Hypocras making day today. The spiced wine needs to mature before Christmas and I'll be busy next month.
I have a nice, mellow Cabernet Merlot, with berry and plum overtones, that I'll heat to steaming and to which I shall add cinnamon sticks, nutmeg, cloves, honey, brown sugar and cardamom pods. Then I let it cool, strain out the debris and bottle.
By Christmas, it will have a full-bodied, syrupy and subtly spiced flavour - just the thing for toasting. And it's good for you: red wine has anti-oxidants to hunt down and absorb free radicals.

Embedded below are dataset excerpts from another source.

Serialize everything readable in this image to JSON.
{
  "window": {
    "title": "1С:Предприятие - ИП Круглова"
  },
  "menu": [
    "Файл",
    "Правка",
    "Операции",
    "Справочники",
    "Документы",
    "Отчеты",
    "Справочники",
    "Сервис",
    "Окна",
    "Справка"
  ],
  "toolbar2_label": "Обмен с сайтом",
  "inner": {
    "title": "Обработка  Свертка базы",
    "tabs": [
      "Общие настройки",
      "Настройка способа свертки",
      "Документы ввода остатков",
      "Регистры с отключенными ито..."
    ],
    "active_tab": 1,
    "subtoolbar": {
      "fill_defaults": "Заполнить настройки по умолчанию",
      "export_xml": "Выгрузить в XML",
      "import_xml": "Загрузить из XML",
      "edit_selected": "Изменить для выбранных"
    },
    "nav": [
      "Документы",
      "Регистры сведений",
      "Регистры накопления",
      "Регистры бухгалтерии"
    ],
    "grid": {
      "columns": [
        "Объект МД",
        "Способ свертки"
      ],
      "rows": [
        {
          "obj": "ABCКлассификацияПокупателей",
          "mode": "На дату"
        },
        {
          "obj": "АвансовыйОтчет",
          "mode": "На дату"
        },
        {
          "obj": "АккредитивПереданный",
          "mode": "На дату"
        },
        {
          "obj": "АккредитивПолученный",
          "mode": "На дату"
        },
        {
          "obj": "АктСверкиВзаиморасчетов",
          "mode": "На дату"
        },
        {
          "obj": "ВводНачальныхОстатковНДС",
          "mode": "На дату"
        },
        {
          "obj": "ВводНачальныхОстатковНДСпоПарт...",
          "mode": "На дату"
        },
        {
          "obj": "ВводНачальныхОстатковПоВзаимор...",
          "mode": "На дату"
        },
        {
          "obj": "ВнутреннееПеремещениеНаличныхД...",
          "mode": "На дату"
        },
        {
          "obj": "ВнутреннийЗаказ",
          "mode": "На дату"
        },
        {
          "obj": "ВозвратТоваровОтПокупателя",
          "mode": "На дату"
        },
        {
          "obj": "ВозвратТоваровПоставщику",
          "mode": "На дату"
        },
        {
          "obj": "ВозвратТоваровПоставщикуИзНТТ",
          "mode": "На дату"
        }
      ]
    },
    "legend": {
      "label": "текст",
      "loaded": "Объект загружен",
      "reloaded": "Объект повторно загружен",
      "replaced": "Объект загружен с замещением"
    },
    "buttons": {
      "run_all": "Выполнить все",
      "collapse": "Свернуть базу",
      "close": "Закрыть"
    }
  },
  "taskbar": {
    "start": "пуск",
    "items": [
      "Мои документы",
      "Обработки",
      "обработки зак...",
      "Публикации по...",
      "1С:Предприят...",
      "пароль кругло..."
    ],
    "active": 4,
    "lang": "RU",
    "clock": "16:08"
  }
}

Henry VIII had a glass or two to help with his digestion. His breakfast lasted two hours and he tasted every dish laid before him. The 'left overs' were given to the lords and ladies, then any remains went to the staff who prepared his meals. They, at least, preferred to survive on pottage - a dish made of grains soaked in hot water - and had more roughage in it than Henry's meals. The king became obese and suffered for it, probably causing his death, although he also suffered from a continually festering leg wound.
Henry's hypocras contained goldleaf flakes, mine does not. Some recipes also call for ambegris - icky stuff from the intestine of a whale that's been regurgitate. All I can say is: "Oh, the horror!!"